3. Freedom to Change Working Hours
We’re slowly discarding the old 9-5 mindset. Not everyone is productive during the day. Some people find they work better during the evenings or in the early hours. Working from home gives you more freedom to work your own hours. It benefits employers as well because they can let people work when they want without worrying about office expenses. It’s a great way to keep a business open for longer without worrying about hiring new workers.
4. More Accessible for Disabled Workers
Finding work is one of the major problems of living with a disability. It’s often difficult to find a job if you have a wheelchair or need special requirements. It’s nearly impossible if you’re housebound for some reason. At least, it used to be. Working from home has opened plenty of doors for disabled workers. For employers, this also means better access to talent and a better public image. Working from home gives everyone the freedom to work where they want, no matter their health condition.
Harder to Feel Like Part of a Team
There’s a level of camaraderie that comes with working around other people all day. Being at work gives you the chance to create and develop new friendships. Your co-workers can be a source of moral support when you need one. It’s difficult to cultivate that level of intimacy when working from home. You can get to know your teammates through virtual conferencing, but it isn’t the same.
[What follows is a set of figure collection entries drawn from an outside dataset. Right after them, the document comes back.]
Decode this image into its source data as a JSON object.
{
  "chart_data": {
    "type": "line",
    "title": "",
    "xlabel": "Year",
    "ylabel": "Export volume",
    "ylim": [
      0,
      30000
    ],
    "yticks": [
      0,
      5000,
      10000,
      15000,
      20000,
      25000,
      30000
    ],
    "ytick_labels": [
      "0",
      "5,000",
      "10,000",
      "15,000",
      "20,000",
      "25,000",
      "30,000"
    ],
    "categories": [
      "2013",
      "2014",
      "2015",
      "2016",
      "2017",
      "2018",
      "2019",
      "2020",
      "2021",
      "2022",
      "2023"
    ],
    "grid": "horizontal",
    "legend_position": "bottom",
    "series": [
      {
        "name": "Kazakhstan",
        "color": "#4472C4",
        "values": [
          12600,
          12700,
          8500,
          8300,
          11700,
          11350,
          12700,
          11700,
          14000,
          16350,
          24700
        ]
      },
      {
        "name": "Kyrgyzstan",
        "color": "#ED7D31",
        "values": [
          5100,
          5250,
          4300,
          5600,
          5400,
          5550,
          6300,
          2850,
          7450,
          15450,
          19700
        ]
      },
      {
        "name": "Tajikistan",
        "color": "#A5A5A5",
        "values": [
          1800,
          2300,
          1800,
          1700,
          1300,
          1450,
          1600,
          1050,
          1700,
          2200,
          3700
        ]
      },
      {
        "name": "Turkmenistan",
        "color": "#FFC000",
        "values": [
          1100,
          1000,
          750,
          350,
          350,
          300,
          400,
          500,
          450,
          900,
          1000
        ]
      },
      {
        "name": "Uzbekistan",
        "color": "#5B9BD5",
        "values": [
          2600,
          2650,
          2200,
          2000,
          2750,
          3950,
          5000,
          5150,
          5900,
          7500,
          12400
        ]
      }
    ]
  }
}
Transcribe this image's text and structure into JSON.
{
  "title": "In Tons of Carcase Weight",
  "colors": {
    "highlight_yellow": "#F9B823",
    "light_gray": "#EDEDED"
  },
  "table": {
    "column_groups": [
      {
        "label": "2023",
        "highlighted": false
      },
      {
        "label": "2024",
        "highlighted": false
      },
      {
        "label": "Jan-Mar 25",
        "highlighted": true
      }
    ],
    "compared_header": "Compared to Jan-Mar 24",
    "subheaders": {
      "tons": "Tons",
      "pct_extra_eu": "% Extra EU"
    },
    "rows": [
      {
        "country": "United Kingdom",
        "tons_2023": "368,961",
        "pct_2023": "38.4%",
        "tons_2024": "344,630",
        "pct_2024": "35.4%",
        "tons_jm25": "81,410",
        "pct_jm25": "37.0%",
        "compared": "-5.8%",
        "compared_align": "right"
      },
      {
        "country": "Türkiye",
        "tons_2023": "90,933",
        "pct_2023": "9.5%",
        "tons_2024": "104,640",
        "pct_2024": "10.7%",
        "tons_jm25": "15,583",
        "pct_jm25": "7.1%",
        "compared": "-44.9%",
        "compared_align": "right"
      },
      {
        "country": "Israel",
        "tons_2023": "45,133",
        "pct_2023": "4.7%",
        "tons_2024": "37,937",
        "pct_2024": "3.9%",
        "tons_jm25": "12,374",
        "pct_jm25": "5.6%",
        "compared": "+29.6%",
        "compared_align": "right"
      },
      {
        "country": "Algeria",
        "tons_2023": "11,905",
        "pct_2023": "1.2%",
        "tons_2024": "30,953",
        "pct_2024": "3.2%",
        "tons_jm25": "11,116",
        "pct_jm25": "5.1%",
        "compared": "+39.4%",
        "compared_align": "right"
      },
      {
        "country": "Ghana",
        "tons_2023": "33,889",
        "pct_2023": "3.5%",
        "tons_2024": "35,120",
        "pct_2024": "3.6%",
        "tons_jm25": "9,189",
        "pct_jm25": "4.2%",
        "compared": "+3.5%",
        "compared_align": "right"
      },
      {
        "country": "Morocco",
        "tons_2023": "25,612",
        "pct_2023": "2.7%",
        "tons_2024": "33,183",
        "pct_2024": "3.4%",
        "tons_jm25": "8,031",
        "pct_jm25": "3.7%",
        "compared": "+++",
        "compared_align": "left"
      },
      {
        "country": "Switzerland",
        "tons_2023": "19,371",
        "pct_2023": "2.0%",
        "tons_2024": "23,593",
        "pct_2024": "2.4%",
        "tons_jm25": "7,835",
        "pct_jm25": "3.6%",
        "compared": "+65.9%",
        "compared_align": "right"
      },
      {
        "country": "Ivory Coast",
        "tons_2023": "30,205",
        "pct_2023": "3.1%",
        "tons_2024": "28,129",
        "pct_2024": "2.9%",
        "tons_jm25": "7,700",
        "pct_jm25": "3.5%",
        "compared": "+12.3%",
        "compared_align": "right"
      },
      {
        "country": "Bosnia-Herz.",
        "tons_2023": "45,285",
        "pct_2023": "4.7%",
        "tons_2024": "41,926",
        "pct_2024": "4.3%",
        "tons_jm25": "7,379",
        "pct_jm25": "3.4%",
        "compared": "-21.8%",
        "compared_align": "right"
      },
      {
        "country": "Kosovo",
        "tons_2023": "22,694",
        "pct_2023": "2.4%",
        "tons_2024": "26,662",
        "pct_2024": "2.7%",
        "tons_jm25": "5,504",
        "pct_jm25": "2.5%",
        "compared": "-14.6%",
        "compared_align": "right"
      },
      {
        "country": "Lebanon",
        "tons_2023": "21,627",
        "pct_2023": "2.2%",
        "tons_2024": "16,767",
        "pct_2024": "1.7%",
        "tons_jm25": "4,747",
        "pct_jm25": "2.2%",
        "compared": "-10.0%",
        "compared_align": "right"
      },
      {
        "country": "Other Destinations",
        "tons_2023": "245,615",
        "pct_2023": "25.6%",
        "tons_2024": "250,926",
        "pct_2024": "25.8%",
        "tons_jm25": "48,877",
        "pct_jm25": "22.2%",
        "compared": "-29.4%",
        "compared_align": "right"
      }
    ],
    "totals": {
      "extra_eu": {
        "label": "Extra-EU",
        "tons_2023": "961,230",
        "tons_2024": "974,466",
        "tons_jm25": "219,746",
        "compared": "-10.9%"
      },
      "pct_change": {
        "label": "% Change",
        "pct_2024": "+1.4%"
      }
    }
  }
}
Difficult to Schedule Meetings
Technical considerations make scheduling meetings where everyone is present and accounted for difficult. It’s worse if people are working at different times of the day. Having to be there for meetings also places stress on employees if they don’t have a great internet connection or are having problems at home.
Too Much Freedom
Working remotely gives employees a sense of autonomy and freedom, but that can be a bad thing. If you’re the type of person who has trouble concentrating it’s easy to get distracted and not do your work. Working from home takes a degree of discipline that not everyone has. You need to keep an eye on yourself because no one else will.
Working remotely benefits both employers and employees, but it isn’t without some drawbacks. Make sure employees know what they are doing and can supervise themselves to get the most out of offering remote work.